Doing a bracket is a sports fan tradition in America, and one of the few where out-of-shape non-athletes can compete against their social circles (the others being YMCA open gyms, badminton, softball, bowling, and various other forms of sports betting). Similar to other competitions of this nature, it’s less about beating your opponents and more about measuring your own value. In other words, it’s more about proving to yourself that you have a high sports IQ, because what other way can you involve yourself with the sports matrix? Furthermore, a March Madness bracket is clearly a good measure of one’s intellectual capacity.
Anyway, back to Ronald Alford, our man from Michigan. He’s been buying into the hype, and is pretty sure he has an immaculate bracket. “I’ve been watching college basketball all year. Paying attention to the top teams. Reading articles. Watching college basketball shows. This year is mine.”
In the past few days, Alford’s closeted confidence has crossed over to cockiness.

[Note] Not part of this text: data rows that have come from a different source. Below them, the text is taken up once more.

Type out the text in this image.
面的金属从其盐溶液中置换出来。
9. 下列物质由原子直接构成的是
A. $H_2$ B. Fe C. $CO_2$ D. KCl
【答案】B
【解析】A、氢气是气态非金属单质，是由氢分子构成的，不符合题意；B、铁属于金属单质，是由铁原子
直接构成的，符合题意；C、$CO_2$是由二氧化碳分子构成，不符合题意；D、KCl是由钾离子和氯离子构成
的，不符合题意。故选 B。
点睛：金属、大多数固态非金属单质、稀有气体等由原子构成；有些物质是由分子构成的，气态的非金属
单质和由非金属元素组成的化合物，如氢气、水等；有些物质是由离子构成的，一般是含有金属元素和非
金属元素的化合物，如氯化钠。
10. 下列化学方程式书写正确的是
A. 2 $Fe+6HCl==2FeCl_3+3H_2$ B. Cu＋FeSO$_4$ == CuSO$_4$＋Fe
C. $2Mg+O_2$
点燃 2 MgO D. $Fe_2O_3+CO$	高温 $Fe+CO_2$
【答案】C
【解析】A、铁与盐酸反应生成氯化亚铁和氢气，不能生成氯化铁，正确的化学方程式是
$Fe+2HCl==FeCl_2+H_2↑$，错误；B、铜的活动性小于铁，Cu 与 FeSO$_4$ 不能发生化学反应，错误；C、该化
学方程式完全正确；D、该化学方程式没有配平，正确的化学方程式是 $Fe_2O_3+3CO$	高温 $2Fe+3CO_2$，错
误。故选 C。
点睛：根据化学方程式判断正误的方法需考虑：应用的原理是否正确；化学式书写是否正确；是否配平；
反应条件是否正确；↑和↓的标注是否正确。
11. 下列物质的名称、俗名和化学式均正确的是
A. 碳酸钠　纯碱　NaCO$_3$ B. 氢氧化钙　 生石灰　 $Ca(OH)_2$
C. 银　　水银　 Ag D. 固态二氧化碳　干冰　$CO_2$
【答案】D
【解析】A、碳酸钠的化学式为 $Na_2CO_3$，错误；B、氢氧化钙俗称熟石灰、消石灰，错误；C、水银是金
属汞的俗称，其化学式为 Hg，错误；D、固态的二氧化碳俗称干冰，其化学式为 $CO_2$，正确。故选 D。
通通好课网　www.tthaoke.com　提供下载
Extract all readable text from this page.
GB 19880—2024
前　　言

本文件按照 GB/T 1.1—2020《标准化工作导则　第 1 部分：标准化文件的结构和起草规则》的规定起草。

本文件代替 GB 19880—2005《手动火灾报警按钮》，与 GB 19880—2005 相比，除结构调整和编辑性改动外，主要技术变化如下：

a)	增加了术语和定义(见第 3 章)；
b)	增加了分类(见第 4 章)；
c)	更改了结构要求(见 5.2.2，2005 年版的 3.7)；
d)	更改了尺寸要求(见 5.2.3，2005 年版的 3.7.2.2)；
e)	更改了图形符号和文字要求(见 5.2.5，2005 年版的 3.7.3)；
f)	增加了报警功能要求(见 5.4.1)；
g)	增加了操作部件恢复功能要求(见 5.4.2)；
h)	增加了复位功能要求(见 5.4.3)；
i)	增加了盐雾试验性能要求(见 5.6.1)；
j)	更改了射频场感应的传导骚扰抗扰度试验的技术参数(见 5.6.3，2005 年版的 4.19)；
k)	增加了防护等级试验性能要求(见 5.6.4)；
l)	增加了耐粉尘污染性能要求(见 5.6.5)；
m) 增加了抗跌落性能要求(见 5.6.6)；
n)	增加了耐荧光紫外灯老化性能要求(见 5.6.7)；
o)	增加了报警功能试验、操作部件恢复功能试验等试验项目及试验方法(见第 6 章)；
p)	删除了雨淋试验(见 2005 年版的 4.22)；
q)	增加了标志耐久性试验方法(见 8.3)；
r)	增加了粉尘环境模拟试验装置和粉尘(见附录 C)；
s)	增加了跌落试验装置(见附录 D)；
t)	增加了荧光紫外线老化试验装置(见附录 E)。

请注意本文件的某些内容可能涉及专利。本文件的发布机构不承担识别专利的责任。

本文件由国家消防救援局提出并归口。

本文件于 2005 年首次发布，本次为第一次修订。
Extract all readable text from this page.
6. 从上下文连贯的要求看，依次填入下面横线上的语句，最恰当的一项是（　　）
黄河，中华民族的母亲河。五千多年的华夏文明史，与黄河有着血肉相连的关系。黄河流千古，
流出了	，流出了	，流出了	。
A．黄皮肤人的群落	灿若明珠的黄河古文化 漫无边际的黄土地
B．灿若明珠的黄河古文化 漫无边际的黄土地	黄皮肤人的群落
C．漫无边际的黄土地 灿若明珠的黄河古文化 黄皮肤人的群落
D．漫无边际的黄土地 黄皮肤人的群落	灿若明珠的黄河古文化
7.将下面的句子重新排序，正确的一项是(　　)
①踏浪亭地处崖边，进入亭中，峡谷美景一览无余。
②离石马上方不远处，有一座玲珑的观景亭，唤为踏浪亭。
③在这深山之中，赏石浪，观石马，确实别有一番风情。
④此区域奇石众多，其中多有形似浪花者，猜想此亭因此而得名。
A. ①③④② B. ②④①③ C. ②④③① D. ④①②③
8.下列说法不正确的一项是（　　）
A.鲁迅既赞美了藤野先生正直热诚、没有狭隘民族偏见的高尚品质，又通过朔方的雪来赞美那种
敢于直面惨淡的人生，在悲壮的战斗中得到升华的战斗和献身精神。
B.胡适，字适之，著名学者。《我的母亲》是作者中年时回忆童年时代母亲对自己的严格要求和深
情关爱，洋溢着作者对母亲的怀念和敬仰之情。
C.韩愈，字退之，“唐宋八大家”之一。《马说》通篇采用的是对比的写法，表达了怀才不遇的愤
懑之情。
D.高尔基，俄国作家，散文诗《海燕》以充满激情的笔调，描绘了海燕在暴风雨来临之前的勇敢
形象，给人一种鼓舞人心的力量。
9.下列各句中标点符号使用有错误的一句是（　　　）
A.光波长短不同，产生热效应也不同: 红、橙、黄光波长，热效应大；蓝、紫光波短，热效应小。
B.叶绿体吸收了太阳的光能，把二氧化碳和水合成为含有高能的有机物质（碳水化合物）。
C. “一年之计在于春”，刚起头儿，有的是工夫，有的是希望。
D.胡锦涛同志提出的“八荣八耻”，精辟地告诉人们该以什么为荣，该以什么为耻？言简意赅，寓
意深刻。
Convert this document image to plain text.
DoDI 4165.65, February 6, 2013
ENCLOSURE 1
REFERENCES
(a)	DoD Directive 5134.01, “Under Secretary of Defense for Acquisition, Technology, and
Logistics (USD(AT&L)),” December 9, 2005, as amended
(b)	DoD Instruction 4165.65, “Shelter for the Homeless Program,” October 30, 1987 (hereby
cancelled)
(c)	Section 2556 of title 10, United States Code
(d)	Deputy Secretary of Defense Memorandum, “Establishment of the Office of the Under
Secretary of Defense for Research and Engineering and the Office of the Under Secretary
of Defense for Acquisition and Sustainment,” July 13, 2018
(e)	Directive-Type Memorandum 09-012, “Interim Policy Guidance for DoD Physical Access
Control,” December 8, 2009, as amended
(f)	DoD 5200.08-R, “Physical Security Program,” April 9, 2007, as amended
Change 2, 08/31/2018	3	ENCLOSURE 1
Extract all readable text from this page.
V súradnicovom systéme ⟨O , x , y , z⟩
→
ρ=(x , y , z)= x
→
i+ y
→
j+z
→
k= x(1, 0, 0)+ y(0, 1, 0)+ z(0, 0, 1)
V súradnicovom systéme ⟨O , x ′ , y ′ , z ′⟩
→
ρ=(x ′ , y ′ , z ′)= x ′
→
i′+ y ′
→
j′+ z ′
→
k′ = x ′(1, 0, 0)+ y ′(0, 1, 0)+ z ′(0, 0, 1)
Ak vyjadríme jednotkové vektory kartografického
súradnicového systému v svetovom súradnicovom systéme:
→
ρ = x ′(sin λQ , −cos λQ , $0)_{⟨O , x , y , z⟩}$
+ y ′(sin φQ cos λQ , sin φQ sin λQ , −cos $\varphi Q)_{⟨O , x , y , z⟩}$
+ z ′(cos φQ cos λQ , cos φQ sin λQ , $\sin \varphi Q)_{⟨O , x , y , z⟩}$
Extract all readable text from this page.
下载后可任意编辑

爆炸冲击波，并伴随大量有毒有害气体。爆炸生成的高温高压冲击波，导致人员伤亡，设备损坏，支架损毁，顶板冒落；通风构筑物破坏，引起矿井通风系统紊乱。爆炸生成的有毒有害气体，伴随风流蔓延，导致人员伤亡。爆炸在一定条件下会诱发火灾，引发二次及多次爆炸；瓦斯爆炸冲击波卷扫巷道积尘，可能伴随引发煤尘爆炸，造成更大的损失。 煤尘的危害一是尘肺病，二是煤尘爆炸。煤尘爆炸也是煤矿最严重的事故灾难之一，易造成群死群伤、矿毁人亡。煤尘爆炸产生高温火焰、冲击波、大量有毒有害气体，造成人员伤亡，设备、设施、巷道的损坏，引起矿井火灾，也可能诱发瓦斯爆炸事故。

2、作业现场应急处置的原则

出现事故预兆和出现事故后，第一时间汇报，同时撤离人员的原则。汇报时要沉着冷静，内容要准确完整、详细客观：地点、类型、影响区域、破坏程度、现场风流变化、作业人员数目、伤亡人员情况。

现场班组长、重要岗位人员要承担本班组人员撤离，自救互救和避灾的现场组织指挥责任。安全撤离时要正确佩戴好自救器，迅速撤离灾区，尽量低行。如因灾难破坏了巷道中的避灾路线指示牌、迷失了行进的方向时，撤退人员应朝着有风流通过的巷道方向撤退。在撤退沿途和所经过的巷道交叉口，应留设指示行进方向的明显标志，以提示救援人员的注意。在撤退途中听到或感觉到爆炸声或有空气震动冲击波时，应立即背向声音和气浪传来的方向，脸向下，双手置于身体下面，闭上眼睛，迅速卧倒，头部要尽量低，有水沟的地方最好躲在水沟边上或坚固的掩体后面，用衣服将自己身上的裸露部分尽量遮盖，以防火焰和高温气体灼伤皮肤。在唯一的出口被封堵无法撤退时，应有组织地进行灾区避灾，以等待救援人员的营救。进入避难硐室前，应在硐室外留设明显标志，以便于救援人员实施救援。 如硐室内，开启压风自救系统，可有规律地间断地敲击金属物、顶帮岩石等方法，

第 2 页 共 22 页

We spoke to his co-worker, Lindsey McDonald, about Alford’s recent behavior: “I’m embarrassed for him. Nobody really cares about his bracket around here. The whole shift on Monday he was telling me about how Oregon might lose to Holy Cross, or North Carolina versus Kentucky State and so forth — you get the feeling that he thinks I should be impressed by it, but like I said, it’s just sad and confusing. He also told me that he’s not coming in Thursday or Friday.”
Alford, who claims he’s calling off tomorrow because of allergies, doesn’t seem to be bothered by the overwhelming apathy he’s been confronted with during recent conversations. Earlier today, he posted a picture of his bracket on Facebook, which received precisely zero likes. He also live-tweeted his picks, which accumulated 67 total tweets.
However, again, Alford’s enthusiasm is resolute, “I put $20 on the line against my friends, so this is big. I’d get $60 if I win! Sixty dollars! I know my girlfriend [Ashley] is sort of upset that I cancelled our lunch date on Friday, but she loves college basketball too. We’re just going to watch the tournament.”
Ashley declined to comment for this report.